Tuesday, October 16, 2012

Four Stars and One Planet

Artist depiction of PH1. Credit: Ron Miller

A really cool new planet discovery has been announced today and I wanted to mention it here for those who haven't heard about it yet.
You may recall the Kepler Space Telescope has been starring at a patch of sky to look for periodic dips in the light of distant stars. Such dips can be caused when planets orbiting those stars transit in front of the star (just like our own Venus transit a few months back). There are so many stars to look through, though, that there is a public program available for anyone interested to look at the data. That's right: ordinary people can look at scientific data and help find planets. This Planet Hunters program is ongoing and has already discovered several planets.
Today, a really cool planet has been discovered by these citizen scientists. Read on to learn more.

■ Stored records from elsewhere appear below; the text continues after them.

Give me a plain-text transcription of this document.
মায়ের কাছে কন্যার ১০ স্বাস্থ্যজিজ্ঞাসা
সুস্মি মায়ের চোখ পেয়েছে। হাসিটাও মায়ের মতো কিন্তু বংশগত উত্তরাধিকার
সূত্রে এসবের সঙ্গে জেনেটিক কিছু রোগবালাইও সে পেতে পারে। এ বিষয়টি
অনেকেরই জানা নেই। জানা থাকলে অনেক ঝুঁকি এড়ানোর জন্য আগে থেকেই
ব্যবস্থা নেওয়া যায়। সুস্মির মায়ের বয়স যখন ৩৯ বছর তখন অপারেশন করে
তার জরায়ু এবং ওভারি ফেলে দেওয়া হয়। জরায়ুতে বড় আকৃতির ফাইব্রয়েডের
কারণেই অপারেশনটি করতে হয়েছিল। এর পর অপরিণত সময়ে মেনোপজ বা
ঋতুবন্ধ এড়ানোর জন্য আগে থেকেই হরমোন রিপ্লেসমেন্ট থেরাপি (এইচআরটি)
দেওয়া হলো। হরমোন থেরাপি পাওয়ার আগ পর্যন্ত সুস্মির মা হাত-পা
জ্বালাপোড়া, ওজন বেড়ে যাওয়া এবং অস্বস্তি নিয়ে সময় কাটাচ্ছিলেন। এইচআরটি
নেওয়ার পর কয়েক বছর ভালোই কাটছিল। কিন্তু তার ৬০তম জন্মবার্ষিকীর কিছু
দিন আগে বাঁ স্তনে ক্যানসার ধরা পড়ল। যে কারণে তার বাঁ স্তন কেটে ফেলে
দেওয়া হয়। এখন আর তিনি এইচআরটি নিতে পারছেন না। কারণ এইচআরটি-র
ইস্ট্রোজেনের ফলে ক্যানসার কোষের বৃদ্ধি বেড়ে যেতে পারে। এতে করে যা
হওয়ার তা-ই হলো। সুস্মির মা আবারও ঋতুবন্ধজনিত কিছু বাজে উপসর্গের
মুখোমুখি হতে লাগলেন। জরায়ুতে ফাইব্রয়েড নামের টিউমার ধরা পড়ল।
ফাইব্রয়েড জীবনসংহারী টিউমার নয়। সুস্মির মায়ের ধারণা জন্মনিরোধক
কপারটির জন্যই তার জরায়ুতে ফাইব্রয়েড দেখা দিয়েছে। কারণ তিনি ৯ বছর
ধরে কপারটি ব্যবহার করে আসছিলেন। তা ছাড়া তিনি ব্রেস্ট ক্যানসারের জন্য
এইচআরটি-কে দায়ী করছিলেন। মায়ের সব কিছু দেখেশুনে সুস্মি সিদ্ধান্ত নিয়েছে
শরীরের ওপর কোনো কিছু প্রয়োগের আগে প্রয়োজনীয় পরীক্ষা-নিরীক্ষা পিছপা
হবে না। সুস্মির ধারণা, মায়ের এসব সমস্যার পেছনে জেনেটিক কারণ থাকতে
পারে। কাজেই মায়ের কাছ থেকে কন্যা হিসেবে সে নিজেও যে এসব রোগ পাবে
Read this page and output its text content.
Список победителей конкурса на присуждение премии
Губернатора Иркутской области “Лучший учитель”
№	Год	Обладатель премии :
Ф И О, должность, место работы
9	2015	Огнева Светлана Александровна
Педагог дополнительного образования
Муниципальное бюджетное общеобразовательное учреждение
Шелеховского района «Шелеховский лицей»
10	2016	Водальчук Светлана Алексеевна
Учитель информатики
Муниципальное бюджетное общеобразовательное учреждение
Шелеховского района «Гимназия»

PH1 is a planet 6 times the radius of the Earth and no more than half Jupiter's mass (probably much less). This places it at something like a Neptune, though much hotter. It orbits the system every 137 days, or a distance of 0.6 astronomical units (AU; for comparison, Venus's orbit is ~0.7 AU). However, instead of orbiting one star like most known planets do, this one orbits two. The two stars are an F-type star a bit larger than the Sun and a smaller M-dwarf somewhat smaller than the Sun. These two stars orbit each other every 20 days at a distance of 0.2 AU. The planet joins the growing list of circumbinary planets discovered with Kepler.

Orbital configuration of the PH1 system. The planet is labeled as 'b' in blue. Credit: Schwamb et al. 2012.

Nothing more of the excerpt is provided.